On Monday, May 18, kids and their parents can grab their bags when they pick up their school lunches at the five sites where they have been getting food: Robert D. Campbell Junior High School, George Rogers Clark High School, Clark County Preschool and Shearer and Justice elementary schools. Every Monday after that, there will be only one distribution site — near the old Carnegie Library building at College Park.

Groups may drop off items for the activity bags from 10 a.m. to 2 p.m. Monday through Friday at the College Park Gym.

Suggested items include glow sticks, glitter, sparklers, smooth stones, Smarties, gummy worms, suckers and other candy, Play Doh, stickers, seed packets, jump ropes, soap bubbles, spray toys (no guns), baby food jars, small toys, chalk, balloons, squeeze balls, bubblegum, graham crackers, goldfish crackers, bags of microwavable popcorn (un-popped) and Kool-Aid drink mix packets.

Among the materials already donated are coloring books and crayons provided by Winchester-Clark County Emergency Management.

Materials should be dropped off by the Wednesday before the Monday when the bags are distributed.

Jackson said one activity that has been discussed is an online story book reading.

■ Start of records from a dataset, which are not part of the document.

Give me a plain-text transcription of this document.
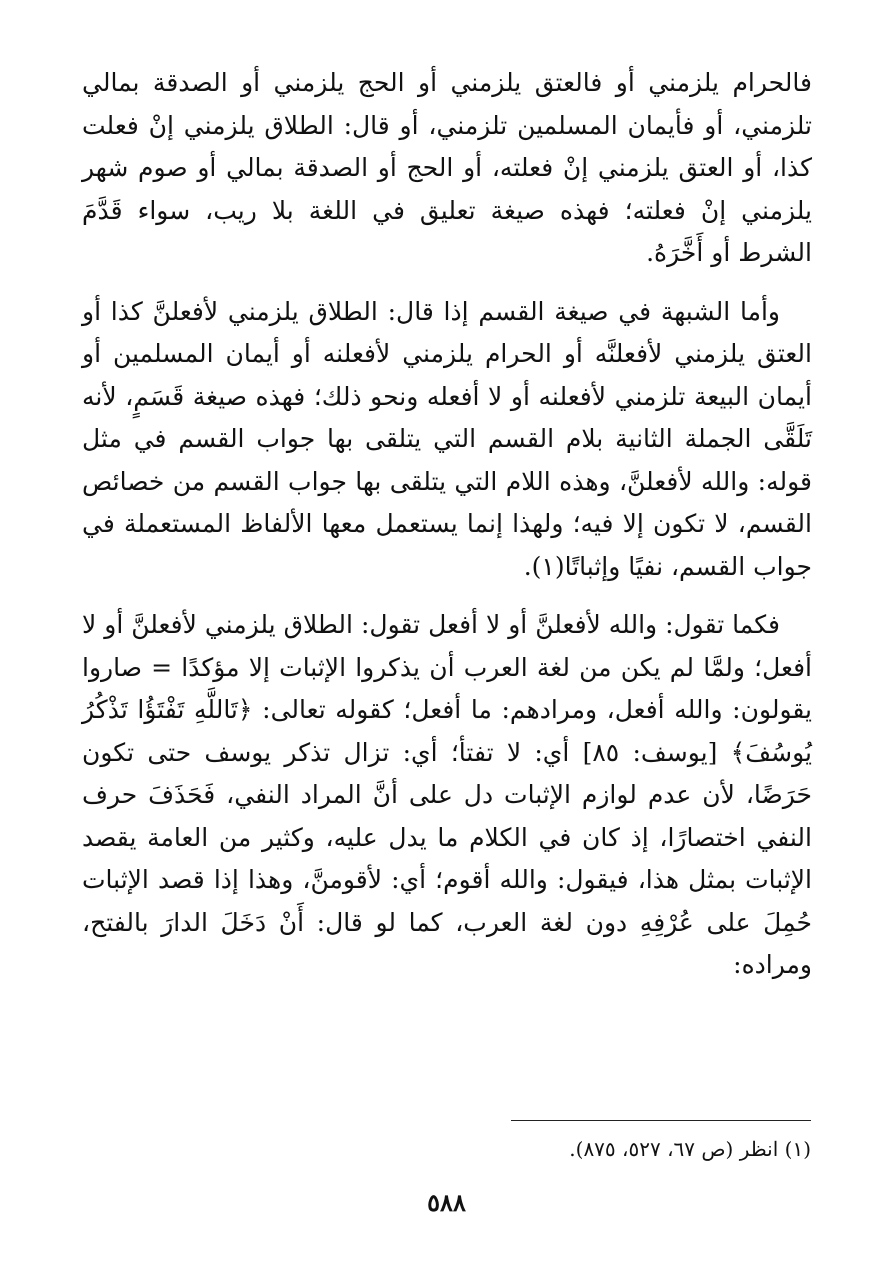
فالحرام يلزمني أو فالعتق يلزمني أو الحج يلزمني أو الصدقة بمالي تلزمني، أو فأيمان المسلمين تلزمني، أو قال: الطلاق يلزمني إنْ فعلت كذا، أو العتق يلزمني إنْ فعلته، أو الحج أو الصدقة بمالي أو صوم شهر يلزمني إنْ فعلته؛ فهذه صيغة تعليق في اللغة بلا ريب، سواء قَدَّمَ الشرط أو أَخَّرَهُ.

وأما الشبهة في صيغة القسم إذا قال: الطلاق يلزمني لأفعلنَّ كذا أو العتق يلزمني لأفعلنَّه أو الحرام يلزمني لأفعلنه أو أيمان المسلمين أو أيمان البيعة تلزمني لأفعلنه أو لا أفعله ونحو ذلك؛ فهذه صيغة قَسَمٍ، لأنه تَلَقَّى الجملة الثانية بلام القسم التي يتلقى بها جواب القسم في مثل قوله: والله لأفعلنَّ، وهذه اللام التي يتلقى بها جواب القسم من خصائص القسم، لا تكون إلا فيه؛ ولهذا إنما يستعمل معها الألفاظ المستعملة في جواب القسم، نفيًا وإثباتًا(١).

فكما تقول: والله لأفعلنَّ أو لا أفعل تقول: الطلاق يلزمني لأفعلنَّ أو لا أفعل؛ ولمَّا لم يكن من لغة العرب أن يذكروا الإثبات إلا مؤكدًا = صاروا يقولون: والله أفعل، ومرادهم: ما أفعل؛ كقوله تعالى: ﴿تَاللَّهِ تَفْتَؤُا تَذْكُرُ يُوسُفَ﴾ [يوسف: ٨٥] أي: لا تفتأ؛ أي: تزال تذكر يوسف حتى تكون حَرَضًا، لأن عدم لوازم الإثبات دل على أنَّ المراد النفي، فَحَذَفَ حرف النفي اختصارًا، إذ كان في الكلام ما يدل عليه، وكثير من العامة يقصد الإثبات بمثل هذا، فيقول: والله أقوم؛ أي: لأقومنَّ، وهذا إذا قصد الإثبات حُمِلَ على عُرْفِهِ دون لغة العرب، كما لو قال: أَنْ دَخَلَ الدارَ بالفتح، ومراده:

(١) انظر (ص ٦٧، ٥٢٧، ٨٧٥).
٥٨٨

For the first two weeks, activities will be “virtual.” Eventually, she said, it may be possible for College Park to be open to families for activities provided they socially distance themselves from other families.

Holly Shaver of Central Baptist Church and Parks and Recreation, and Veronica Brown, a teacher with Clark County Public Schools, are heading up the effort that involves many local groups, including churches, school family resource centers, youth protective services and many others.

“We are excited about the donations that are starting to come in,” Shaver said in a post on the group’s Facebook page SIP (Summer Involvement Program) Wednesday afternoon. “Summer can still be fun, even if we are socially distancing.”

Brown thanked those who had stepped up to help pack bags. She said volunteers would have to wear gloves and masks and be limited to four at a time to fill bags unless they were from the same family.